La tétrarchie a restauré l’administration municipale, mosaïque de cités autonomes. Elle a en particulier aidé les cadres locaux à relever les cités de leurs ruines en menant une politique de grands travaux et en installant de nouveaux habitants, même "barbares", dans les villes en partie dépeuplées de Gaule, de Pannonie et de Thrace.
Dioclétien entreprend une profonde remise en ordre du système fiscal, après la crise financière du IIIe siècle. Dans le même temps, il engage une profonde réforme monétaire et tente de limiter l’inflation, qui sévissait depuis 270, par des mesures autoritaires, comme l’édit du Maximum (301). Dioclétien n’a jamais pu instaurer un dirigisme d’État pour les affaires économiques, mais il a contrôlé étroitement le commerce extérieur pour maximiser les droits de douane (avec les Perses Sassanides en particulier).

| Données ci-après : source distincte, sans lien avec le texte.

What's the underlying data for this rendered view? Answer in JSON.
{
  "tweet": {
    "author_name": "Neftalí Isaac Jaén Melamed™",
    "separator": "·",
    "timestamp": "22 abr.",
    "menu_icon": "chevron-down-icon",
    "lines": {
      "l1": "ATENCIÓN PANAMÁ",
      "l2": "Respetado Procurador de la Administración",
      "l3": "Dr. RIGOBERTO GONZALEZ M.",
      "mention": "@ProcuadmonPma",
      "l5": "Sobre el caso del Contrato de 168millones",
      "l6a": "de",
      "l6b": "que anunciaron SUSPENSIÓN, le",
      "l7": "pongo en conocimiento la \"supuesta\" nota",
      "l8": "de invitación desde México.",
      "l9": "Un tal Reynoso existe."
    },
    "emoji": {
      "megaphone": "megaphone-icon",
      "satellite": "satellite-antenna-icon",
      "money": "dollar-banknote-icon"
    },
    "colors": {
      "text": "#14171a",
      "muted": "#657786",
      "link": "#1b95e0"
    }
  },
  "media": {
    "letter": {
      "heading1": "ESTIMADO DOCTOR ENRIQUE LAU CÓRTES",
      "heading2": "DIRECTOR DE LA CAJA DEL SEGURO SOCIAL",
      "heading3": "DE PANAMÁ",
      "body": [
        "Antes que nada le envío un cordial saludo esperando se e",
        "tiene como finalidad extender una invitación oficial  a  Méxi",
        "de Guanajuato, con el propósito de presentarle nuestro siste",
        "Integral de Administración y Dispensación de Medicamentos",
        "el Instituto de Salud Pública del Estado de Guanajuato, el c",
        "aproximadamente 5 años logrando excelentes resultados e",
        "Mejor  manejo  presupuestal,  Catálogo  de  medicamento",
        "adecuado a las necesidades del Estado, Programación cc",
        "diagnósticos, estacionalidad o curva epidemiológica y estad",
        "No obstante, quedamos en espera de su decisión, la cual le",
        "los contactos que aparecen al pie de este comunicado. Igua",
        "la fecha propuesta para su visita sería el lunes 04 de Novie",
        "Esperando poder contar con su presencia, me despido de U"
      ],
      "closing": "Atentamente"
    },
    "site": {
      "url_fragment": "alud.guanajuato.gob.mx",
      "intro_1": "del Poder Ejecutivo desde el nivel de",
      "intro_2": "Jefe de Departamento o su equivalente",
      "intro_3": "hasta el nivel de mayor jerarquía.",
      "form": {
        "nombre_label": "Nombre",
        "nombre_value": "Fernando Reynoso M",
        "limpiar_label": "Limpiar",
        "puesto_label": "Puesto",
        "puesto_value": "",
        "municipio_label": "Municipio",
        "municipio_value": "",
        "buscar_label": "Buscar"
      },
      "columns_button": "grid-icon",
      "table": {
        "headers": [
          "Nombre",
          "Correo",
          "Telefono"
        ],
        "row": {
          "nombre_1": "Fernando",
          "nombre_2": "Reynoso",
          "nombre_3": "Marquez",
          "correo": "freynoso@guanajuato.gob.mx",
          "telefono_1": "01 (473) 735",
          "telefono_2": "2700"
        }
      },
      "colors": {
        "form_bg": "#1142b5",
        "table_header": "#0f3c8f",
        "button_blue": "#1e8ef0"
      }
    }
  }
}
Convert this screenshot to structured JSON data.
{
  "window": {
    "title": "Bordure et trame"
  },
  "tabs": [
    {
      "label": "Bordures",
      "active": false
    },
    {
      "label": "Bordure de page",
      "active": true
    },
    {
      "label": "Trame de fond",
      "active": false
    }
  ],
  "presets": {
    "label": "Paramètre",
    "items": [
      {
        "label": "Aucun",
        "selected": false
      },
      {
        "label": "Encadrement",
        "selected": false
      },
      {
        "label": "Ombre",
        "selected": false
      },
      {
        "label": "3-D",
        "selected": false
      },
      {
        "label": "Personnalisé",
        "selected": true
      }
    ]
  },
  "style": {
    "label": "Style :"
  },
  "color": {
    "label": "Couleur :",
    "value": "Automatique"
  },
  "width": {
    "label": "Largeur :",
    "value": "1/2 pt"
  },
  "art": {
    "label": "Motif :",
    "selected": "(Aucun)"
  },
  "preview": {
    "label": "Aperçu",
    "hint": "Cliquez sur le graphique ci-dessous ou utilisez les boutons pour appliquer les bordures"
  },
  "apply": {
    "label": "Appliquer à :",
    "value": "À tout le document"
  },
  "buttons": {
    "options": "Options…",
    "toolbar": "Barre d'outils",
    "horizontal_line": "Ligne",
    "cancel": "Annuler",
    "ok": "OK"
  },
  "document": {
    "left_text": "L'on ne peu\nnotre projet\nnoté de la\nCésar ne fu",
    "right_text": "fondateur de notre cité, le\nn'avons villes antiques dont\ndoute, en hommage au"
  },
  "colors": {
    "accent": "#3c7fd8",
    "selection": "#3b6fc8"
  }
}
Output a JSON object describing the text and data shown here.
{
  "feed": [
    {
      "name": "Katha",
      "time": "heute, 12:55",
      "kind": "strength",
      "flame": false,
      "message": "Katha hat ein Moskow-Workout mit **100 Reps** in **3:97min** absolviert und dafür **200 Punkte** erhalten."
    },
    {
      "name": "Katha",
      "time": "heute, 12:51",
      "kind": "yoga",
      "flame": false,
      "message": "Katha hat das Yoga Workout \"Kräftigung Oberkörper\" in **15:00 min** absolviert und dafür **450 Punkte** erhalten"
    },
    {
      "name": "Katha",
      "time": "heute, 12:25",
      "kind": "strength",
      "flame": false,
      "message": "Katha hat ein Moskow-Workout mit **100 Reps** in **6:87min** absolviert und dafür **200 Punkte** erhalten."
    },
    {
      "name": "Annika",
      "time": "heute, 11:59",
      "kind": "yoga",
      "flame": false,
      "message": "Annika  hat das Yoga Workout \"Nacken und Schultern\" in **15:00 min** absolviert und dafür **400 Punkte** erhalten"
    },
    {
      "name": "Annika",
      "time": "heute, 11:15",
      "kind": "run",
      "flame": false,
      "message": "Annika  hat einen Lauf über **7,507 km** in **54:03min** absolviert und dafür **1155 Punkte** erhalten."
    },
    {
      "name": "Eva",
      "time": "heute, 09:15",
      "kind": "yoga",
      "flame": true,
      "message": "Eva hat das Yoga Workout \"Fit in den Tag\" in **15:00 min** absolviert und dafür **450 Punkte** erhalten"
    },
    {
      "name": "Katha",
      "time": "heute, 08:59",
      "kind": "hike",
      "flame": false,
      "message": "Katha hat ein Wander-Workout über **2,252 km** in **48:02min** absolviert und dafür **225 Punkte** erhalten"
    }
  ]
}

Dioclétien a cherché avant tout à renforcer les frontières (le limes) par la construction d’ouvrages défensifs en Occident, du Rhin à l’Afrique du Nord, et en Orient (routes militaires et fortifications). L’armée est aussi réorganisée et ses effectifs augmentés (de l’ordre de 400 000 hommes), les légions continuant à former le gros des troupes romaines, avec mise en place d’une réserve tactique. La flotte est également remise en ordre et 35 arsenaux d’État sont créés.
Du principat au dominat
S’écartant des formes républicaines, plus ou moins respectées depuis le principat d’Auguste, mais qui sont restées en vigueur durant les trois premiers siècles de l’Empire, Dioclétien et ses successeurs choisissent un style de gouvernement plus influencé par la vénération des potentats orientaux (Égypte, Perse) que par la collégialité civique qui maintenait les apparences de la République romaine dans l’Empire.
Au principat succède donc le dominat — de dominus, le "maître" par rapport à l’esclave — un terme que les historiens utilisent pour désigner la seconde phase de l’Empire romain, qui va de l’avènement de Dioclétien à la date "officielle" de la chute de l’Empire romain d’Occident (476). À cette époque apparaissent en effet pour la première fois, sur les pièces et dans la titulature impériale, les mots Dominus noster, "notre maître".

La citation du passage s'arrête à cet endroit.